The World Day of Social Justice is celebrated February 20th. The UN presents a new theme each year to focus international efforts. This year’s theme is "Preventing conflict & sustaining peace through decent work.”
This is a great theme, because it’s got several ideas wrapped up in one sound bite. Let’s unpack it a bit. Essentially, the UN, as well as other international organizations and activists, argues that:
1) People have the right to pursue safe & dignified livelihoods to support a basic living standard.
2) When people have access to and training for reliable work, regardless of gender, nationality, race, etc., then communities, nations and whole regions have the potential to prosper economically and socially.
3) When people and nations have the means to focus on growth & improvement, then there is value in reducing and preventing the sort of conflict and violence that disrupts social and economic activities.
The UN presents a long-term, large-scare vision of what the world’s future could be like if we all pull together. This vision is centered on the 2030 development goals. At Brighter Tanzania, we contribute to these goals by focusing on Tanzania. We aim to foster economic growth, improve quality of life & provide a more equitable future for Tanzanians by harnessing the power of education, nurturing students' creativity & supporting the local economy.

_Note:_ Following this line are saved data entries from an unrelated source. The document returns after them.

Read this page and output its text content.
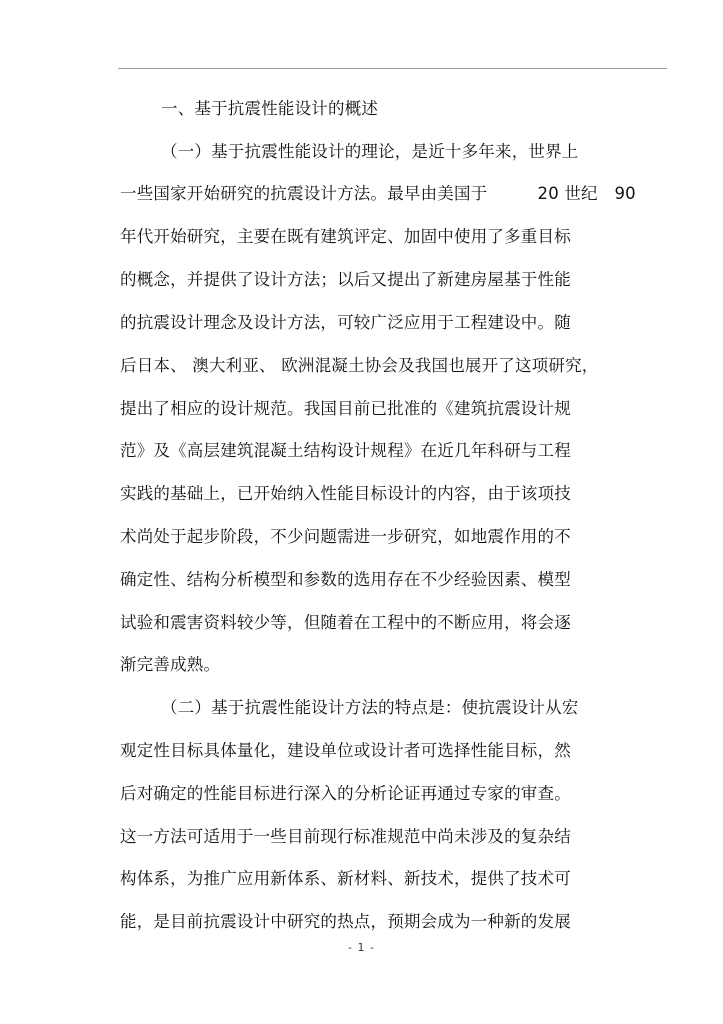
一、基于抗震性能设计的概述
（一）基于抗震性能设计的理论，是近十多年来，世界上
一些国家开始研究的抗震设计方法。最早由美国于　　　20 世纪　90
年代开始研究，主要在既有建筑评定、加固中使用了多重目标
的概念，并提供了设计方法；以后又提出了新建房屋基于性能
的抗震设计理念及设计方法，可较广泛应用于工程建设中。随
后日本、 澳大利亚、 欧洲混凝土协会及我国也展开了这项研究，
提出了相应的设计规范。我国目前已批准的《建筑抗震设计规
范》及《高层建筑混凝土结构设计规程》在近几年科研与工程
实践的基础上，已开始纳入性能目标设计的内容，由于该项技
术尚处于起步阶段，不少问题需进一步研究，如地震作用的不
确定性、结构分析模型和参数的选用存在不少经验因素、模型
试验和震害资料较少等，但随着在工程中的不断应用，将会逐
渐完善成熟。
（二）基于抗震性能设计方法的特点是：使抗震设计从宏
观定性目标具体量化，建设单位或设计者可选择性能目标，然
后对确定的性能目标进行深入的分析论证再通过专家的审查。
这一方法可适用于一些目前现行标准规范中尚未涉及的复杂结
构体系，为推广应用新体系、新材料、新技术，提供了技术可
能，是目前抗震设计中研究的热点，预期会成为一种新的发展
- 1 -
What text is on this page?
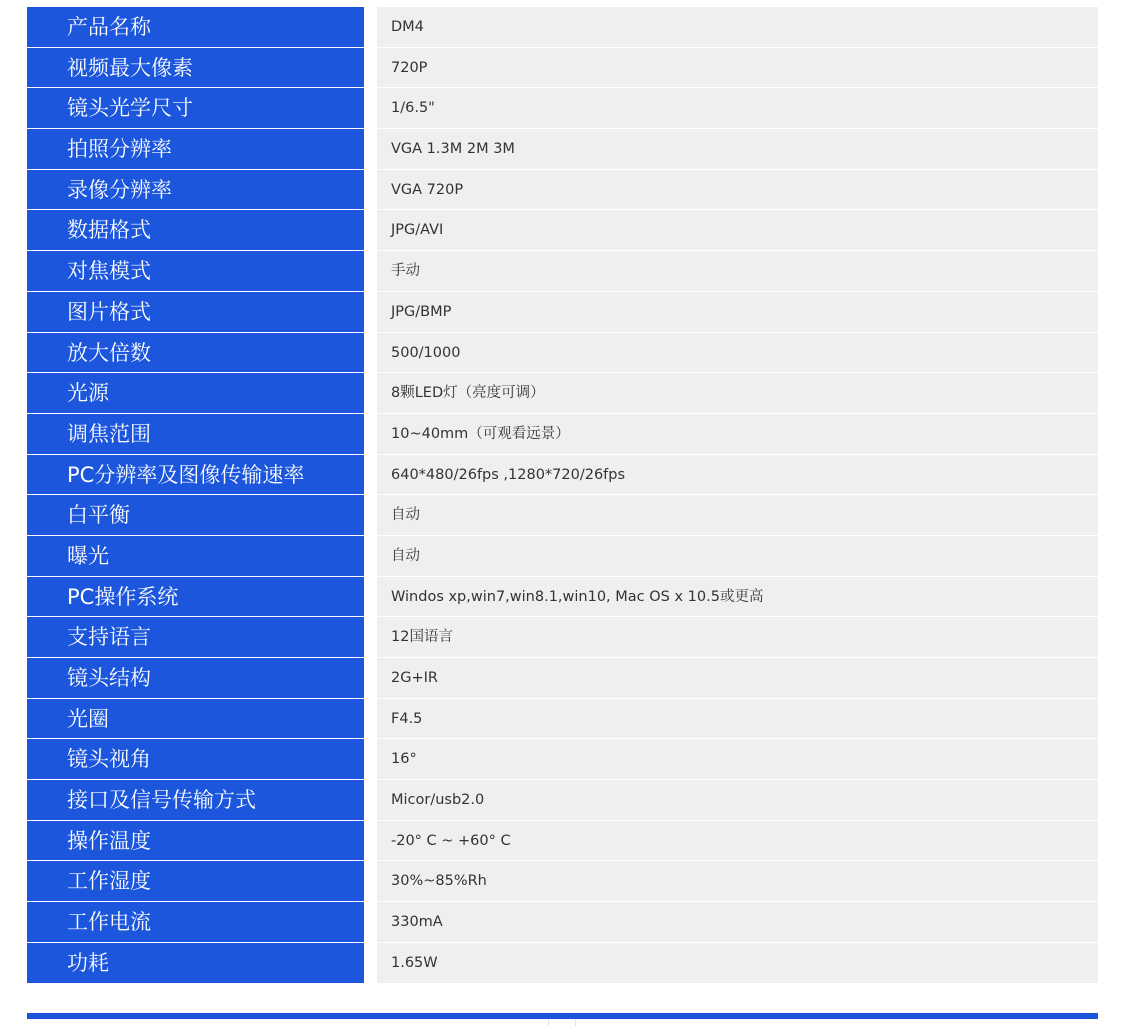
产品名称	DM4
视频最大像素	720P
镜头光学尺寸	1/6.5"
拍照分辨率	VGA 1.3M 2M 3M
录像分辨率	VGA 720P
数据格式	JPG/AVI
对焦模式	手动
图片格式	JPG/BMP
放大倍数	500/1000
光源	8颗LED灯（亮度可调）
调焦范围	10~40mm（可观看远景）
PC分辨率及图像传输速率	640*480/26fps ,1280*720/26fps
白平衡	自动
曝光	自动
PC操作系统	Windos xp,win7,win8.1,win10, Mac OS x 10.5或更高
支持语言	12国语言
镜头结构	2G+IR
光圈	F4.5
镜头视角	16°
接口及信号传输方式	Micor/usb2.0
操作温度	-20° C ~ +60° C
工作湿度	30%~85%Rh
工作电流	330mA
功耗	1.65W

Quality, equitable education is critical for many of the 2030 development goals. Education is key for people to access work with a living wage and growth opportunities. At Brighter Tanzania we're tackling poverty by giving free education to kids. We provide a well-rounded education and a nurturing environment for young children so they have the foundation for success for secondary school, and then in their professional ambitions.
We offer standard academic subjects such as math, English, Swahili, and art. We also offer a “real World Learning” program which develops valuable social skills and basic vocational skills. A typical class day is composed of standard academic subjects as well as exercises to encourage teamwork, sharing, empathy, and creative problem solving.
The vocational component of our program is just getting started. Given how young our students are, we’re only teaching simple subjects, like cooking, sewing, cleaning, etc. These skills would be helpful at home. As we get older students, we plan to add more advanced subjects.